He is fine-tuning his research to find different strains of blue-green algae that will produce even more ethanol, and that are more tolerant of high levels of ethanol. The system permits, to "harvest" continuously ethanol – using a membrane-system- and to pump than the blue-green-algae-solution in the Photo-Bio-Reactor again.

Fu started out in chemical engineering, and then began the study of biology. He has studied in China, Australia, Japan and the United States, and came to UH in 2002 after a stint as scientist for a private company in California.

He is working also with NASA on the potential of cyanobacteria in future lunar and Mars colonization, and is also proceeding to take his ethanol technology into the marketplace. A business plan using his system, under the name La Wahie Biotech, won third place — and a $5,000 award — in the Business Plan Competition at UH's Shidler College of Business.
Daniel Dean and Donavan Kealoha, both UH law and business students, are Fu's partners. So they are in the process of turning the business plan into an operating business.

The production of ethanol for fuel is one of the nation's and the world's major initiatives, partly because its production takes as much carbon out of the atmosphere as it dumps into the atmosphere. That's different from fossil fuels such as oil and coal, which take stored carbon out of the ground and release it into the atmosphere, for a net increase in greenhouse gas.
Most current and planned ethanol production methods depend on farming, and in the case of corn and sugar, take food crops and divert them into energy.

Fu said crop-based ethanol production is slow and resource-costly. He decided to work with cyanobacteria, some of which convert sunlight and carbon dioxide into their own food and release oxygen as a waste product.

Other scientists also are researching using cyanobacteria to make ethanol, using different strains, but Fu's technique is unique, he said. He inserted genetic material into one type of freshwater cyanobacterium, causing it to produce ethanol as its waste product. It works, and is an amazingly efficient system.

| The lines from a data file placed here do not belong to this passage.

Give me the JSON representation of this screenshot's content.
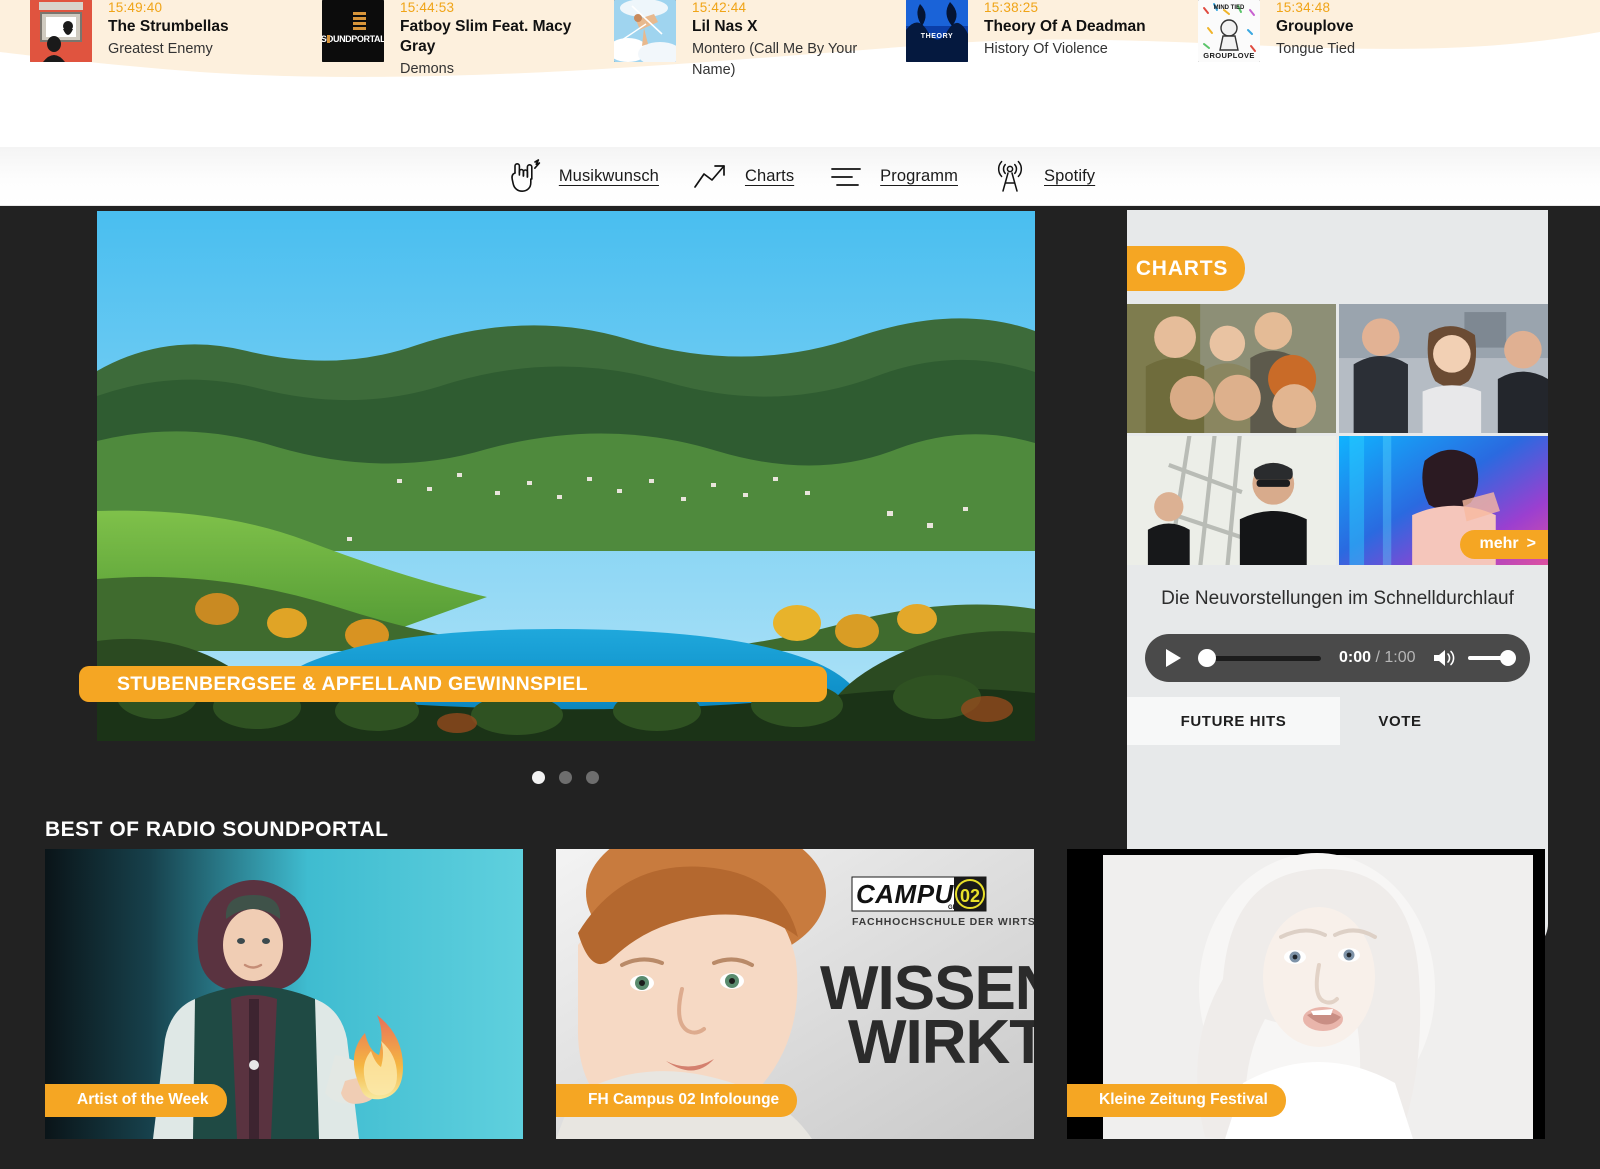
{
  "brand": {
    "orange": "#f5a623",
    "dark": "#222222",
    "panel_bg": "#e7e9ea"
  },
  "ticker": {
    "name": "now-playing-ticker",
    "items": [
      {
        "time": "15:49:40",
        "artist": "The Strumbellas",
        "title": "Greatest Enemy",
        "art": "strumbellas"
      },
      {
        "time": "15:44:53",
        "artist": "Fatboy Slim Feat. Macy Gray",
        "title": "Demons",
        "art": "soundportal"
      },
      {
        "time": "15:42:44",
        "artist": "Lil Nas X",
        "title": "Montero (Call Me By Your Name)",
        "art": "montero"
      },
      {
        "time": "15:38:25",
        "artist": "Theory Of A Deadman",
        "title": "History Of Violence",
        "art": "theory"
      },
      {
        "time": "15:34:48",
        "artist": "Grouplove",
        "title": "Tongue Tied",
        "art": "grouplove"
      }
    ]
  },
  "nav": {
    "items": [
      {
        "icon": "rock-hand-icon",
        "label": "Musikwunsch"
      },
      {
        "icon": "trending-arrow-icon",
        "label": "Charts"
      },
      {
        "icon": "list-lines-icon",
        "label": "Programm"
      },
      {
        "icon": "radio-tower-icon",
        "label": "Spotify"
      }
    ]
  },
  "hero": {
    "caption": "STUBENBERGSEE & APFELLAND GEWINNSPIEL",
    "slides_total": 3,
    "active_slide": 1
  },
  "charts": {
    "badge": "CHARTS",
    "more_label": "mehr",
    "more_chevron": ">",
    "description": "Die Neuvorstellungen im Schnelldurchlauf",
    "player": {
      "current_time": "0:00",
      "separator": "/",
      "duration": "1:00",
      "progress_percent": 3,
      "volume_percent": 100
    },
    "tabs": [
      {
        "label": "FUTURE HITS",
        "active": true
      },
      {
        "label": "VOTE",
        "active": false
      }
    ]
  },
  "bestof": {
    "title": "BEST OF RADIO SOUNDPORTAL",
    "cards": [
      {
        "tag": "Artist of the Week",
        "art": "artist-fire"
      },
      {
        "tag": "FH Campus 02 Infolounge",
        "art": "campus02"
      },
      {
        "tag": "Kleine Zeitung Festival",
        "art": "kleine-zeitung"
      }
    ]
  },
  "campus_ad": {
    "logo_word": "CAMPUS",
    "logo_sub": "GRAZ",
    "logo_number": "02",
    "logo_tagline": "FACHHOCHSCHULE DER WIRTSCHAFT",
    "headline_line1": "WISSEN",
    "headline_line2": "WIRKT."
  },
  "soundportal_logo": {
    "wordmark": "SOUNDPORTAL"
  }
}
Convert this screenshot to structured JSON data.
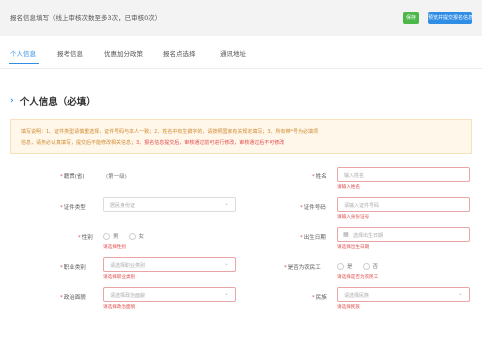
{
  "header": {
    "title": "报名信息填写（线上审核次数至多3次，已审核0次）",
    "btn_primary": "保存",
    "btn_secondary": "预览并提交报名信息"
  },
  "tabs": [
    {
      "label": "个人信息",
      "active": true
    },
    {
      "label": "报考信息",
      "active": false
    },
    {
      "label": "优惠加分政策",
      "active": false
    },
    {
      "label": "报名点选择",
      "active": false
    },
    {
      "label": "通讯地址",
      "active": false
    }
  ],
  "section": {
    "title": "个人信息（必填）"
  },
  "notice": {
    "line1": "填写说明：1、证件类型请慎重选择，证件号码与本人一致；2、姓名中有生僻字的，请按照国家有关规定填写；3、所有带*号为必填项",
    "line2": "信息，请务必认真填写，提交后不能修改相关信息；",
    "line2_red": "3、报名信息提交后，审核通过前可进行修改，审核通过后不可修改"
  },
  "form": {
    "origin": {
      "label": "籍贯(省)",
      "value": "(第一级)"
    },
    "name": {
      "label": "姓名",
      "placeholder": "输入姓名",
      "error": "请输入姓名"
    },
    "id_type": {
      "label": "证件类型",
      "placeholder": "居民身份证"
    },
    "id_number": {
      "label": "证件号码",
      "placeholder": "请输入证件号码",
      "error": "请输入身份证号"
    },
    "gender": {
      "label": "性别",
      "options": [
        "男",
        "女"
      ],
      "error": "请选择性别"
    },
    "birth_date": {
      "label": "出生日期",
      "placeholder": "选择出生日期",
      "error": "请选择出生日期"
    },
    "occupation": {
      "label": "职业类别",
      "placeholder": "请选择职业类别",
      "error": "请选择职业类别"
    },
    "migrant": {
      "label": "是否为农民工",
      "options": [
        "是",
        "否"
      ],
      "error": "请选择是否为农民工"
    },
    "political": {
      "label": "政治面貌",
      "placeholder": "请选择政治面貌",
      "error": "请选择政治面貌"
    },
    "ethnicity": {
      "label": "民族",
      "placeholder": "请选择民族",
      "error": "请选择民族"
    }
  },
  "colors": {
    "accent": "#2f8de4",
    "save_button": "#4cb84a",
    "error": "#e34c4c",
    "notice_bg": "#fff7ea"
  }
}
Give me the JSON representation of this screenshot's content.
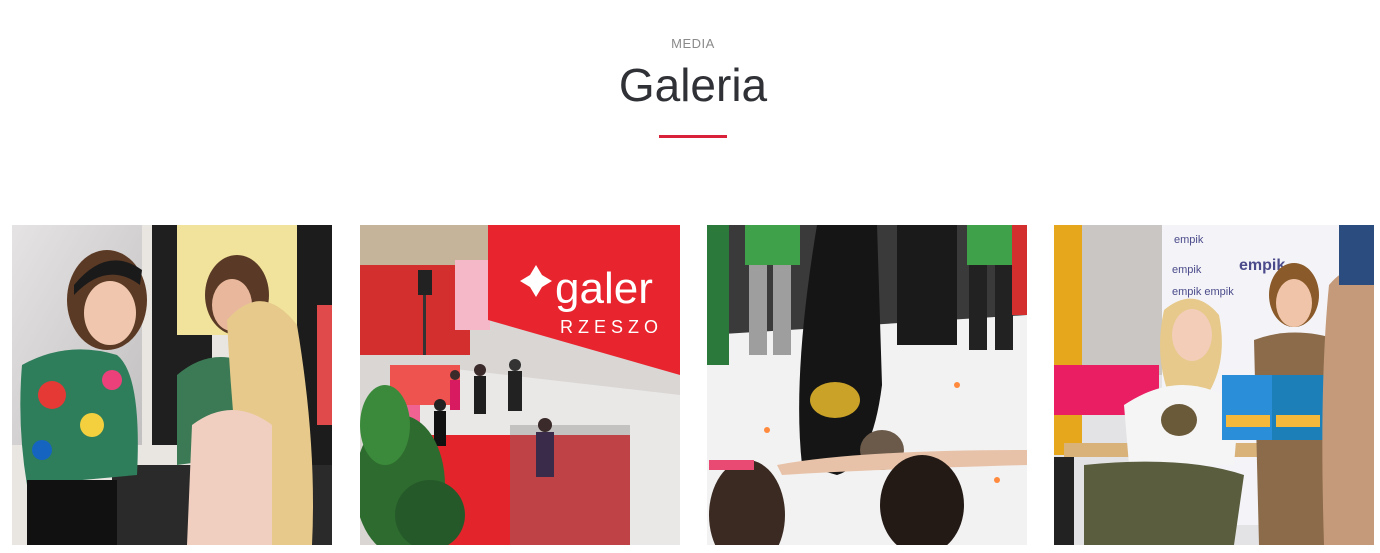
{
  "section": {
    "eyebrow": "MEDIA",
    "title": "Galeria",
    "accent_color": "#d9223a"
  },
  "gallery": {
    "items": [
      {
        "name": "makeup-photo",
        "alt": ""
      },
      {
        "name": "mall-event-photo",
        "alt": ""
      },
      {
        "name": "breakdance-photo",
        "alt": ""
      },
      {
        "name": "book-signing-photo",
        "alt": ""
      }
    ],
    "banner_text": "galer",
    "banner_subtext": "RZESZO",
    "sign_text": "empik"
  }
}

The technology is fairly simple. It involves a photobioreactor, which is a
fancy term for a clear glass or plastic container full of something alive, in which light promotes a biological reaction. Carbon dioxide gas is bubbled through the green mixture of water and cyanobacteria. The liquid is then passed through a specialized membrane that removes the
ethanol, allowing the water, nutrients and cyanobacteria to return to the
photobioreactor.

Solar energy drives the conversion of the carbon dioxide into ethanol. The partner of Prof. Fu in Brazil in the branch-office of La Wahie Biotech Inc. in Aracaju - Prof. Hans-Jürgen Franke - is developing a low-cost photo-bio-reactor-system. Prof. Franke want´s soon creat a pilot-project with Prof. Fu in Brazil.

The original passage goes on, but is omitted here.